“Well, what did you take it away for?” asked the man, who was a stranger to the Curlytops. “That’s my boat. I want to go fishing in it and now you have it.”
“We’d bring it back if we could,” Teddy called back. “We’re sorry. We only went out a little way but we lost our poles and we can’t get back.”
The man stood there and seemed to be thinking for a moment. Then he laughed and said:
“Well, sit quiet and don’t fall out. You’ll be at the other shore soon. Land there and make the boat fast. I’ll walk around and row you back. Don’t be afraid.”
The Curlytops felt better after this. They watched the man turn back with his oars over his shoulder. He was soon lost to sight in the bushes. Then Ted and Janet looked toward the other shore which was coming nearer and nearer. Of course they were really coming nearer to the shore, for the land did not move. But in the boat it looked as though it did.

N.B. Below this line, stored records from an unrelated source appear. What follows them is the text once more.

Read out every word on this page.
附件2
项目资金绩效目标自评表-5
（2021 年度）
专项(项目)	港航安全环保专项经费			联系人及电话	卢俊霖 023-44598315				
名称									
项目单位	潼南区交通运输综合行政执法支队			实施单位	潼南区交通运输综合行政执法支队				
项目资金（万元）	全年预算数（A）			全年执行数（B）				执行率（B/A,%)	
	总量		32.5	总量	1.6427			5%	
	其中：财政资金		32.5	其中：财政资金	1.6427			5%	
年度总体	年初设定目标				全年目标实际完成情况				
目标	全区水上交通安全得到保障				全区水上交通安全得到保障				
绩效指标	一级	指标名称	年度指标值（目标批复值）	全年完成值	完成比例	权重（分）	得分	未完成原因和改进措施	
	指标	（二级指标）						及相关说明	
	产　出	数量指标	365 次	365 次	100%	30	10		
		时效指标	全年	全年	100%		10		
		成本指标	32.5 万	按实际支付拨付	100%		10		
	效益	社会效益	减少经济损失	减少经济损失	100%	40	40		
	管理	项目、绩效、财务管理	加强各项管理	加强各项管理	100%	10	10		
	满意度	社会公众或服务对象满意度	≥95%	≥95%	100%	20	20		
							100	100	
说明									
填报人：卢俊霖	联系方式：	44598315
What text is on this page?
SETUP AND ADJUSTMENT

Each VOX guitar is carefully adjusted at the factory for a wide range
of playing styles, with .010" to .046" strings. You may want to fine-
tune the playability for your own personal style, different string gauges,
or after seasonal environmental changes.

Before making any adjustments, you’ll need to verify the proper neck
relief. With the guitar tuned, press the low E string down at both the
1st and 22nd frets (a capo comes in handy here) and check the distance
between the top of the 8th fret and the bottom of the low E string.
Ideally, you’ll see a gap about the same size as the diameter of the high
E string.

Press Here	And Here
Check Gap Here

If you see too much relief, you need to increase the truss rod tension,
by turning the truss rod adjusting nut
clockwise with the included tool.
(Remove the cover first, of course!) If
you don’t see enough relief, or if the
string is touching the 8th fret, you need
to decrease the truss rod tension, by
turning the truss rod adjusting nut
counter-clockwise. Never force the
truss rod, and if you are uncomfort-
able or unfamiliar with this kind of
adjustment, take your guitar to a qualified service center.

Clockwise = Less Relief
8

The wind blew in puffs, and when one stronger than those before it struck the boat it blew it well up on the sandy beach. Ted jumped out and pulled the boat farther up on shore, while Janet remained in it.
“Now you can get out,” Ted told her. “We’ll stay here until the man walks around and rows us back.”
“He was a good man, wasn’t he?” asked Janet, as she handed Ted his shoes and stockings.
“Yes,” he agreed. “He wasn’t very cross ’cause we took his boat. I didn’t know it was anybody’s—hid like that in the bushes.”
“I didn’t, either,” agreed Janet, as she and her brother put on their shoes.